NORTHUMBERLAND HOTELIER Mohammed Maten Rohman has received a two-year suspended custodial sentence after pleading guilty to multiple charges brought under current fire safety legislation.

Rohman, owner of The Schooner Hotel (itself a Grade II-listed building in Alnmouth, Northumberland), had previously admitted ten breaches of the Regulatory Reform (Fire Safety) Order 2005 at Newcastle Crown Court. The sentencing took place at Newcastle Crown Court on 17 July in the wake of financial statements having been prepared subsequent to the initial hearing.
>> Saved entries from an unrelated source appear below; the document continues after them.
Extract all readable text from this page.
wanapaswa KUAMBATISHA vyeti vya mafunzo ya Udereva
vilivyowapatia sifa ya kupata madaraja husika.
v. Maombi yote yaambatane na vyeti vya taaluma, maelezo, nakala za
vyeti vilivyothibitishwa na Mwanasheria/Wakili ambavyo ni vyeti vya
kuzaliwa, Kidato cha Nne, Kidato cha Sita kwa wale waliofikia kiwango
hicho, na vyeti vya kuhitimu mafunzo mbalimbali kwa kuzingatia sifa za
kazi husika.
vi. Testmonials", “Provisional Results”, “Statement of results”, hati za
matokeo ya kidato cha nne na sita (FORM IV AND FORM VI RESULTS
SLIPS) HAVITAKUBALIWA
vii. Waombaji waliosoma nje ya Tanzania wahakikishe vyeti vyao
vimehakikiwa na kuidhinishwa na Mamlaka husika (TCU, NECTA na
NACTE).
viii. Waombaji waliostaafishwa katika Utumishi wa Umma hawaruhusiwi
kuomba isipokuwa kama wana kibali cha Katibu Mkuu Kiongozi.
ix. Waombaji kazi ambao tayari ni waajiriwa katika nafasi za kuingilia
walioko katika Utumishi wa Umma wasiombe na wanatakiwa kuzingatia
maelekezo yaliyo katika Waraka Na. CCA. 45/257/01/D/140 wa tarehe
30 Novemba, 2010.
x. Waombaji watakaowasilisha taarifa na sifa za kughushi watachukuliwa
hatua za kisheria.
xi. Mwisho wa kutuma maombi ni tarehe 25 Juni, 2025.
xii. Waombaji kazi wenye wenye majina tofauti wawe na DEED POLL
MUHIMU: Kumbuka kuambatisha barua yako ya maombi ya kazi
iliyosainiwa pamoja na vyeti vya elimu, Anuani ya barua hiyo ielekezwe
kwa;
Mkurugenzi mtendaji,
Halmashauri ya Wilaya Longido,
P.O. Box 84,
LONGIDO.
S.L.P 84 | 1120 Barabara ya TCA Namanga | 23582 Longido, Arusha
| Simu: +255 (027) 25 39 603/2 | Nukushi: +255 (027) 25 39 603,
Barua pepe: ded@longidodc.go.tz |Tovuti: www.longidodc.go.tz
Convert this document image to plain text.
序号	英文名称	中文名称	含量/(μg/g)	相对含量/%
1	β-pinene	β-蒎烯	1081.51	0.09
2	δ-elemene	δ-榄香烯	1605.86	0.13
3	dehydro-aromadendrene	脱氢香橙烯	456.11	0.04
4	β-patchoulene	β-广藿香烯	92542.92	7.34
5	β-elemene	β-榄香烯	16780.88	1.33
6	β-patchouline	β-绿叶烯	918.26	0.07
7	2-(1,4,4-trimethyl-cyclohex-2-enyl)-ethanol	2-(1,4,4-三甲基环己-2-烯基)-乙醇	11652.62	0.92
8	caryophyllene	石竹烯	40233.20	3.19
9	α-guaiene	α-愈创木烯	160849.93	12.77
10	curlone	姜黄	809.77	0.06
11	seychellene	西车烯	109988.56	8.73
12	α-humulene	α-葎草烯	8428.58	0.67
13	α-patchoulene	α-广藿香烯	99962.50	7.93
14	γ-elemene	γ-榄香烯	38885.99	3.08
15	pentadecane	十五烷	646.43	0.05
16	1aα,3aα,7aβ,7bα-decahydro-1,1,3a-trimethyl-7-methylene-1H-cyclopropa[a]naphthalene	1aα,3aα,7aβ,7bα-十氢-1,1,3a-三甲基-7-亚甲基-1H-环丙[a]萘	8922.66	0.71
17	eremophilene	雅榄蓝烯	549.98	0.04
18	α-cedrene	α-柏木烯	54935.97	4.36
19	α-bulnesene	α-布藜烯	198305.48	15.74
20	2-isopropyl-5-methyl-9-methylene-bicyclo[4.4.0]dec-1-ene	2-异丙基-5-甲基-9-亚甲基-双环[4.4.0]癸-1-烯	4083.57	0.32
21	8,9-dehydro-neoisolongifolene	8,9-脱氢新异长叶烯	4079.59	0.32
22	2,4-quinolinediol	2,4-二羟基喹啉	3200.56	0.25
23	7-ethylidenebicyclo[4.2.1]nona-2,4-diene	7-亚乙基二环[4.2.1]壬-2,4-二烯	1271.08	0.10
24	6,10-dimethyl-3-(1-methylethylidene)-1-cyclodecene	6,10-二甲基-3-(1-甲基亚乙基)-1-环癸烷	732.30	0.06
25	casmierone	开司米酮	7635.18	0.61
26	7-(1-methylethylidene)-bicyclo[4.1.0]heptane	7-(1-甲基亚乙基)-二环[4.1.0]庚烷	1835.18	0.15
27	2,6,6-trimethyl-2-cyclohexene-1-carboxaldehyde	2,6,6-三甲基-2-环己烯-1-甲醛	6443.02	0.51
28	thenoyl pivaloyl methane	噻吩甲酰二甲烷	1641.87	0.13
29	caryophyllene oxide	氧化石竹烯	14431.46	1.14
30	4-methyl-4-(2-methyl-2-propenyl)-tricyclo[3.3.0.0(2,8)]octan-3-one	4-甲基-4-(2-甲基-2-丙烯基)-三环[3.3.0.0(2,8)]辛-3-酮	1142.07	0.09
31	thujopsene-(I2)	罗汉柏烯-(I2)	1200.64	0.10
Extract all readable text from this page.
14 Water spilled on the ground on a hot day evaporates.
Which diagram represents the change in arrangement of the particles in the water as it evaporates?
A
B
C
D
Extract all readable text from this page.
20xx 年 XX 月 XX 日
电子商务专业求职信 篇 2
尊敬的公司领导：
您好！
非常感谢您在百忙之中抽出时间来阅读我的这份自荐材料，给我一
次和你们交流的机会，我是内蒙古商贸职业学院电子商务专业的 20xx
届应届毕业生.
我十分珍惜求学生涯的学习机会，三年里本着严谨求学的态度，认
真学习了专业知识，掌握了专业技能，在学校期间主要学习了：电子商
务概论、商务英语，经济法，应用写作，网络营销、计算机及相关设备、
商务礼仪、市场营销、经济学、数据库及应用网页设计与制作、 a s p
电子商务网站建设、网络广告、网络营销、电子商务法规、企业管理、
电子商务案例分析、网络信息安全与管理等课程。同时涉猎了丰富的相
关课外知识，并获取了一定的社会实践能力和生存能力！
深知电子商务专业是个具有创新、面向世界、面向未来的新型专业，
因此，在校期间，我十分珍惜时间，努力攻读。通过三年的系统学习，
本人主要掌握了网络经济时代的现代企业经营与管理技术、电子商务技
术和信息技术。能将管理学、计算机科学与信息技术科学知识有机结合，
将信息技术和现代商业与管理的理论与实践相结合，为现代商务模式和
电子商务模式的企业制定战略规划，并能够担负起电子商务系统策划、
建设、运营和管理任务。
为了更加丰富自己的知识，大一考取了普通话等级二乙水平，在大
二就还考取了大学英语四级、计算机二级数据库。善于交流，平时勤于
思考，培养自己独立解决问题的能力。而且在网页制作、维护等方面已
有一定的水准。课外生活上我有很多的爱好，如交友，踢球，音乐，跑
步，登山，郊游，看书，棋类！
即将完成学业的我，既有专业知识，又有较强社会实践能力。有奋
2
The offences related to significant fire safety deficiencies identified during a routine fire safety audit conducted back in June 2021 by inspecting officers from the Northumberland Fire and Rescue Service. The deficiencies were deemed to pose a risk of death or serious injury in the event of fire.

Following the audit, fire officers had issued an Enforcement Notice outlining the measures Rohman needed to action in order to make the premises safe for guests and employees, but when those officers returned months later, they duly discovered that many of the fire deficiencies had not been rectified.

The offences included the following infractions of the law:

*inadequate compartmentation between the basement cellar and the ground floor

*the lack of a suitable and sufficient fire risk assessment

*a faulty fire alarm system

*unsafe emergency exits and escape routes, including signage left over from the COVID-19 pandemic, which might have sent guests the wrong way in the event of a fire episode

*a lack of staff training

*a breach of the aforementioned Enforcement Notice (to which Rohman also pleaded guilty)

“Element of profiteering”

Warren Spencer, managing director of legal firm Blackhurst Budd who prosecuted the case on behalf of the Northumberland Fire and Rescue Service (and who is also a regular guest on the Fire Safety Matters Podcast), told Newcastle Crown Court that four previous Enforcement Notices had been issued to Rohman between 2009 and 2019 in respect of similar fire breaches.

In sentencing Rohman, His Honour Judge Stephen Earl told the hotelier that he had a flagrant history of breaching the fire safety regulations and that there had been an “element of profiteering” instead of making his premises safe.

His Honour sentenced Rohman to 12 months custody for failing to make a suitable and sufficient fire risk assessment of the premises and 12 months custody for breaching the Enforcement Notice, each to run consecutively, but suspended for a period of two years.

Rohman was sentenced to nine months custody for each of the other eight charges, to run concurrently, and also suspended for two years. Further, Rohman was ordered by His Honour to complete a 250-hour community order and pay £24,124 in costs.

Richard Leighton, Group manager of the Fire Safety Department at the Northumberland Fire and Rescue Service, observed: “The safety of our communities in Northumberland is our priority. We will always work with those responsible for fire safety within premises where fire safety legislation applies to ensure people are safe from the risk of fire and encourage them to reach out to us to ensure they have the correct fire safety plans in place.”